Voici quelques grands titres de la presse francophone de ces derniers jours. Tout en nuances.

A l’origine de ces articles, une étude parue dans la revue Human Reproduction et signée par des chercheurs danois, finlandais et français.

De quoi s’agit-il ?

Cette étude avait pour objectif d’étudier l’impact de la prise de médicaments antalgiques usuels (Paracétamol, Ibuprofène et Aspirine) sur la survenue d’une malformation affectant les nouveau-nés masculins : la cryptorchidie (Les testicules se forment dans l’abdomen des fœtus et descendent normalement au cours de la grossesse pour prendre leur place dans les bourses. La cryptorchidie, c’est quand un testicule, ou les deux, ne descend pas complètement).

Pour étudier ceci, les chercheurs ont combiné deux volets : une étude épidémiologique chez des femmes enceintes danoises (1 040 garçons examinés) et finlandaises (1 470) et une étude expérimentale sur des rats.

Il est important de noter que le volet humain correspond à une étude épidémiologique descriptive. Ce type d’étude permet d’établir une corrélation mais n’autorise en aucun cas à affirmer un lien de cause à effet. On peut uniquement le soupçonner.

Que démontre-t-elle ?

(pour ceux qui veulent zapper la partie aride, rendez-vous plus bas à « Mais, mais, mais »)

D’une part que l’administration de Paracétamol et d’Aspirine chez la rate entraîne un surcroît de cryptorchidie, d’autant plus que les doses administrées sont importantes.

D’autre part qu’il semble exister, non pas UN mais DES liens statistiques entre la prise d’antalgiques par les femmes enceintes et la survenue d’une cryptorchidie chez les garçons nouveau-nés.

Pourquoi ces réserves ?

Déjà parce que l’étude a choisi de ne retenir que 491 des 1 040 mères danoises. En effet, dans l’étude danoise, les mères étaient interrogées sur leur consommation médicamenteuse soit par un auto-questionnaire écrit qui demandait s’il y avait eu « des prises médicamenteuses », soit par un entretien téléphonique au cours duquel on leur demandait expressément si elles avaient pris des antalgiques, soit avec les deux méthodes combinées. Or 56% des mères interrogées par téléphone ont déclaré une prise d’antalgiques contre seulement 26% de celles ayant utilisé l’auto-questionnaire et pour lesquelles, vraisemblablement, la prise d’antalgiques banaux était négligeable et ne correspondait pas à « des prises médicamenteuses ».

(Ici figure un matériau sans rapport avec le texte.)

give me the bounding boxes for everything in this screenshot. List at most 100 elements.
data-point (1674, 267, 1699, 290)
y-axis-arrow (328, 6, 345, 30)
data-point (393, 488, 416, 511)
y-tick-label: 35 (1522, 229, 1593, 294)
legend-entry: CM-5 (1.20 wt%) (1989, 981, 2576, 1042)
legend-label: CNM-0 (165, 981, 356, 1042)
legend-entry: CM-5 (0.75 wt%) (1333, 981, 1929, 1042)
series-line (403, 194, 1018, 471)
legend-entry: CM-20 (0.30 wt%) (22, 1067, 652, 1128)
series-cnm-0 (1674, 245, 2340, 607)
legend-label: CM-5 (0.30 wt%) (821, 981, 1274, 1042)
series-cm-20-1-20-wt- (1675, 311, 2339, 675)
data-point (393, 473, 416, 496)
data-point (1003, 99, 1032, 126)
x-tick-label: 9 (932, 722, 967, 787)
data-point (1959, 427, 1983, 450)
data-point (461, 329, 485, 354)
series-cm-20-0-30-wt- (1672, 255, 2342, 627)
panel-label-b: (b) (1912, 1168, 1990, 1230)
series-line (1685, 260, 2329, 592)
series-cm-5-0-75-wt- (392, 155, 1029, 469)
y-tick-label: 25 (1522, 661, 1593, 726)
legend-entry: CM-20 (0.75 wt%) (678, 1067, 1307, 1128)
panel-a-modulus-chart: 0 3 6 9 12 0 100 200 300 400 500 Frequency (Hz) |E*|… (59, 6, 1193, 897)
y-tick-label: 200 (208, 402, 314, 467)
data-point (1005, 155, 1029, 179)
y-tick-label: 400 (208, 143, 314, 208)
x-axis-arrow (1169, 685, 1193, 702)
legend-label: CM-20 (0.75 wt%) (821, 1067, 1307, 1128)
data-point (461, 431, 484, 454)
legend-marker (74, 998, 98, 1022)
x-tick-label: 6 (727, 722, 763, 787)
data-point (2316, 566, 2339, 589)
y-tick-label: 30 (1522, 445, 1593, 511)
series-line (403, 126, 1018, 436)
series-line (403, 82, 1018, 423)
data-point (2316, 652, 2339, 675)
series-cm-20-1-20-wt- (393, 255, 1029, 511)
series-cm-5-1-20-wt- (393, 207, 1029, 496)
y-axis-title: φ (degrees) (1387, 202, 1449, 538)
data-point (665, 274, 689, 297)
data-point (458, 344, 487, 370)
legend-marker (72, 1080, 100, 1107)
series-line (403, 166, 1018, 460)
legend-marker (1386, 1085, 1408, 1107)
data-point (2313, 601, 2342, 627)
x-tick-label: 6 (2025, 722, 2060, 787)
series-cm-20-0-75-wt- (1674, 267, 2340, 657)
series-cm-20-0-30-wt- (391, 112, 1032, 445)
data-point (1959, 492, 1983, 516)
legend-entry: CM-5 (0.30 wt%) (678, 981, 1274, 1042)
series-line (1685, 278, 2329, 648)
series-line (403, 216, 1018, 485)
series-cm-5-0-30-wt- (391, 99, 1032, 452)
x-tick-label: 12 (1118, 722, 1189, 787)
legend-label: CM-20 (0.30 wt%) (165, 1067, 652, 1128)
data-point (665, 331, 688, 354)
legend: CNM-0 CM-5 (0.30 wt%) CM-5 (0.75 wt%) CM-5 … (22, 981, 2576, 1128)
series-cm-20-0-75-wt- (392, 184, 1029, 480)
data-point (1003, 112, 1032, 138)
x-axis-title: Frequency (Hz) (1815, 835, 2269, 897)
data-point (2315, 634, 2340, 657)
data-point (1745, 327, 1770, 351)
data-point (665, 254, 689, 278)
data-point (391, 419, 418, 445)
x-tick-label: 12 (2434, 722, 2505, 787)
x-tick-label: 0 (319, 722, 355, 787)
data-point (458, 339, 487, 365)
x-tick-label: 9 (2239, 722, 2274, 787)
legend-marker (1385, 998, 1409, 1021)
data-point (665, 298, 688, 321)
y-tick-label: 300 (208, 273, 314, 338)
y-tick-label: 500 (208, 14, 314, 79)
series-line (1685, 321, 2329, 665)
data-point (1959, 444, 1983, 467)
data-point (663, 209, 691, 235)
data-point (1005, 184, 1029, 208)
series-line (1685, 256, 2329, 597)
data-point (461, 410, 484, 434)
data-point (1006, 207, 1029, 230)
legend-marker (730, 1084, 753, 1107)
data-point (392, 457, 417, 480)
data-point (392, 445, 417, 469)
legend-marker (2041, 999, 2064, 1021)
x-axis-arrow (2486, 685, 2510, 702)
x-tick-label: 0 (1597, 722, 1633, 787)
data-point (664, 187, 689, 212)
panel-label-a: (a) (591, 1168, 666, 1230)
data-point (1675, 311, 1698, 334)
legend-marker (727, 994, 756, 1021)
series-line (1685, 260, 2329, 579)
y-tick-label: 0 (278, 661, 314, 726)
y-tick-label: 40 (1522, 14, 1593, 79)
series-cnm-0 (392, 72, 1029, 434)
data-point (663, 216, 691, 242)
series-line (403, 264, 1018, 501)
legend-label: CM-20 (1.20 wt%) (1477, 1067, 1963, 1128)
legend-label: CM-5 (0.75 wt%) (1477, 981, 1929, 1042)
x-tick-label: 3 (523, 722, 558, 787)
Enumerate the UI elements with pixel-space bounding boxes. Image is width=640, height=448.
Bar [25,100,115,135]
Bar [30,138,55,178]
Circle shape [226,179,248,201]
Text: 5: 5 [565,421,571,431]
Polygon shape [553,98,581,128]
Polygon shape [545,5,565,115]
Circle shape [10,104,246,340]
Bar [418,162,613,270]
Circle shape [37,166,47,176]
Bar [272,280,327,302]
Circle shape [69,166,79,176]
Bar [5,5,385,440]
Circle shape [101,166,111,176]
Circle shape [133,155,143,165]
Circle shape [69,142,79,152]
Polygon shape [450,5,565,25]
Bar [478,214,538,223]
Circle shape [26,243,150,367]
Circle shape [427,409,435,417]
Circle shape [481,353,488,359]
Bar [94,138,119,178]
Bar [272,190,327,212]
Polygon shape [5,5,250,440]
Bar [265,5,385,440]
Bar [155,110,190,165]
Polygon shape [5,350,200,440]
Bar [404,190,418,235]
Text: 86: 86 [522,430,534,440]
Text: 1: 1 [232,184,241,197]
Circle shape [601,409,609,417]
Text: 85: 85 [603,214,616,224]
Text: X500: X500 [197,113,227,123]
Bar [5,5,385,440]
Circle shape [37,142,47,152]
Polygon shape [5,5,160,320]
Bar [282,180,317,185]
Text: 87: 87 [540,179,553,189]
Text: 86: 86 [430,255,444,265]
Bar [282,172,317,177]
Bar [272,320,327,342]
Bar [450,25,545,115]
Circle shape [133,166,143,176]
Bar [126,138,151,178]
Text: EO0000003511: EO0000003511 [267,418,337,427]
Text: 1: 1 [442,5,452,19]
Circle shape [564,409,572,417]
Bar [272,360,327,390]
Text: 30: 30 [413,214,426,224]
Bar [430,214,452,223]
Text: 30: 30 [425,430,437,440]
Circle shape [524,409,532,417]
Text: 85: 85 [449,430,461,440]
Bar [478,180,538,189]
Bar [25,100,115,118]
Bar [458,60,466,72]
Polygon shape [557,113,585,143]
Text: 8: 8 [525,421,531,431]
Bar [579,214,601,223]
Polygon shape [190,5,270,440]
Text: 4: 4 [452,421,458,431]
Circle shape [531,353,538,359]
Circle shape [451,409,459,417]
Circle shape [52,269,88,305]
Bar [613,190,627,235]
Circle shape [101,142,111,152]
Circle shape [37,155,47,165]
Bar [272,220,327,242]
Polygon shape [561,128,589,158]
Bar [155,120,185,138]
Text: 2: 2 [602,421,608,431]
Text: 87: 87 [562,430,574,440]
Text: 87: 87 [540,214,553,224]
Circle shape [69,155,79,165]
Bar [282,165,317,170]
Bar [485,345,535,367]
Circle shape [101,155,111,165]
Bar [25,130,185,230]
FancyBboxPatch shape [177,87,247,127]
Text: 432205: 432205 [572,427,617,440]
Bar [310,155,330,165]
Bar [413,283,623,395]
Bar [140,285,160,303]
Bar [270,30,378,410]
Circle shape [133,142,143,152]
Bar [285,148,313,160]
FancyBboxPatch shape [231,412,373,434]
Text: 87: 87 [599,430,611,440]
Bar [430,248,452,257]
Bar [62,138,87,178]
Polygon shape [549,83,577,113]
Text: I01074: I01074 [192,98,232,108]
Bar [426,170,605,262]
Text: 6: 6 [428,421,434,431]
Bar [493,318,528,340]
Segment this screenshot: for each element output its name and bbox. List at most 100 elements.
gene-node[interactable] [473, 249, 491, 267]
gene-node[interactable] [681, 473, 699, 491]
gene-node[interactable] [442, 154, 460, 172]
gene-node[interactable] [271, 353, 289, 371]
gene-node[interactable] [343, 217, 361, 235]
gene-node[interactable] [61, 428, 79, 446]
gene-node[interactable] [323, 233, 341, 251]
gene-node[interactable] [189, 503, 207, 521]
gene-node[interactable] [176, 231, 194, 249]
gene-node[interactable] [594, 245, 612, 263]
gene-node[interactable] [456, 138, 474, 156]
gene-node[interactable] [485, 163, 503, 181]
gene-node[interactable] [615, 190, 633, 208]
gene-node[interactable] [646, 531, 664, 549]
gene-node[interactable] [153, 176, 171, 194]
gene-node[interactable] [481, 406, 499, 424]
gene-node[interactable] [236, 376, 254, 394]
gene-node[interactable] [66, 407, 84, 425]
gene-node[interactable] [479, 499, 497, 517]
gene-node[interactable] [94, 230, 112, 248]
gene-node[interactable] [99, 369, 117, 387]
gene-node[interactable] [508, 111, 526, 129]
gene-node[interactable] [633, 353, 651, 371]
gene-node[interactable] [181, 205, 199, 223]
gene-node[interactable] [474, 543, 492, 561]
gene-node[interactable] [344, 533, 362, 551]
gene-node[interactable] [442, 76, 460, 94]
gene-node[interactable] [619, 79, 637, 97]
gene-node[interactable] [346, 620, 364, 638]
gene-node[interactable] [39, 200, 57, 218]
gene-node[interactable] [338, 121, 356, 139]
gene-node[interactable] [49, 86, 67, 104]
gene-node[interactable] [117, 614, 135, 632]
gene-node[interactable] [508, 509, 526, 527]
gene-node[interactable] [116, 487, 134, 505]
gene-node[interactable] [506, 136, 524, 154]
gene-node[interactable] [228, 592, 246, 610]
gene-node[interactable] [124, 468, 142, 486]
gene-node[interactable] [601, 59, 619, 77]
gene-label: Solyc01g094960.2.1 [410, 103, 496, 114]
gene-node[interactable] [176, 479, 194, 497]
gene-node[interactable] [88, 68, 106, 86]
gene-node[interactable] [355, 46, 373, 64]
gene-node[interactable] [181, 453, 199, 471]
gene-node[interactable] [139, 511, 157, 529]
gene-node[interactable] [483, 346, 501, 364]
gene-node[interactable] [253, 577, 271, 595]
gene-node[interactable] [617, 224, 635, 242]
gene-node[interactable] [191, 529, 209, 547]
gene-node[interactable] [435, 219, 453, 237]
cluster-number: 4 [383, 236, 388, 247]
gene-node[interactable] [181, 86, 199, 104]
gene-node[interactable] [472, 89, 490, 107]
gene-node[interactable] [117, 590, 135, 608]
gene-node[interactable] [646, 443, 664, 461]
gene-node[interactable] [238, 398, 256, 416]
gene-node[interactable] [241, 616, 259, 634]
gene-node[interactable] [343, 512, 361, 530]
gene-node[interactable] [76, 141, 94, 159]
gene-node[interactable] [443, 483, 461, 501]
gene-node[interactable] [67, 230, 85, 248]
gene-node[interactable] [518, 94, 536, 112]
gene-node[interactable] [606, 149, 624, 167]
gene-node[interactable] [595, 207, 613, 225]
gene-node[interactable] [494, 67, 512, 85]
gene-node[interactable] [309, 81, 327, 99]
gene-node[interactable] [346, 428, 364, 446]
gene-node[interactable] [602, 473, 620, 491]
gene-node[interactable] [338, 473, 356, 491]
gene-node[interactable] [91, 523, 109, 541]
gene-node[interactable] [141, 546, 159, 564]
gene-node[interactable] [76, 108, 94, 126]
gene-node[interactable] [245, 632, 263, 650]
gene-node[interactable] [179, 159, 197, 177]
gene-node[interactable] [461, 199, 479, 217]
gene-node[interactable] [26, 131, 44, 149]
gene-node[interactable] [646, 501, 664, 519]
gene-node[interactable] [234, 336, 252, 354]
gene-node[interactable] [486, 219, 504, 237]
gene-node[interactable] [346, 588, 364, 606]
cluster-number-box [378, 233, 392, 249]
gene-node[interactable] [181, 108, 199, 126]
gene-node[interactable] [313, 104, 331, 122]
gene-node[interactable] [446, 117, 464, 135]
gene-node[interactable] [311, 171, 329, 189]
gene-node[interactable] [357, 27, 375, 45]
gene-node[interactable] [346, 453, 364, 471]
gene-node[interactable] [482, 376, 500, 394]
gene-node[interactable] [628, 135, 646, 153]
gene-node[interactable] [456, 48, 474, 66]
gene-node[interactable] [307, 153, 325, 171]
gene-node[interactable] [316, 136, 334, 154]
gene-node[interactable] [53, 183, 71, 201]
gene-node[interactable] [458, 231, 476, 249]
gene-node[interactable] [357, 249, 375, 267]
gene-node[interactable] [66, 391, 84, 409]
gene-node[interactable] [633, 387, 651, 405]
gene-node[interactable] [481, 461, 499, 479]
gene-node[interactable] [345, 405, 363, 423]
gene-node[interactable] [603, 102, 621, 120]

Au final, les chercheurs ont choisi de ne retenir pour l’analyse que les femmes interrogées par téléphone, considérant leurs données comme plus fiables. L’argument se tient.

Sauf que, dans une étude scientifique rigoureuse, exclure ainsi a posteriori plus de la moitié d’un échantillon, ça ne se fait pas. Si cette exclusion répond à un motif légitime, ce qui est le cas, c’est au minimum que l’étude a été mal conçue et planifiée et ça plombe sérieusement l’intérêt des résultats.

Par ailleurs, une grande spécialité des chercheurs et des statisticiens, c’est de découper leurs études en petits morceaux. Ce n’est pas illégitime et ça peut apporter des renseignements intéressants pour peu que, du coup, on ne fasse pas dire aux conclusions plus que ce qu’elles méritent.

En l’occurrence, un lien statistiquement significatif a été établi dans certaines comparaisons du groupe danois. Mais sur les 30 calculs statistiques publiés, 20 ne montrent pas de différence « statistiquement significative » (ce qui veut dire, conventionnellement, qu’il y a plus de 5 % de chances que le seul hasard explique les différences observées) simplement, parfois, des « tendances ».

En particulier, il n’y a pas de lien statistiquement significatif :

–          dans aucune des comparaisons du groupe finlandais

–          pour le paracétamol, sauf lorsqu’il est pris durant plus de deux semaines au total

Visiblement, le risque concerne essentiellement l’association de plusieurs antalgiques, l’aspirine et l’ibuprofène et la prise d’antalgiques durant plus de deux semaines au total.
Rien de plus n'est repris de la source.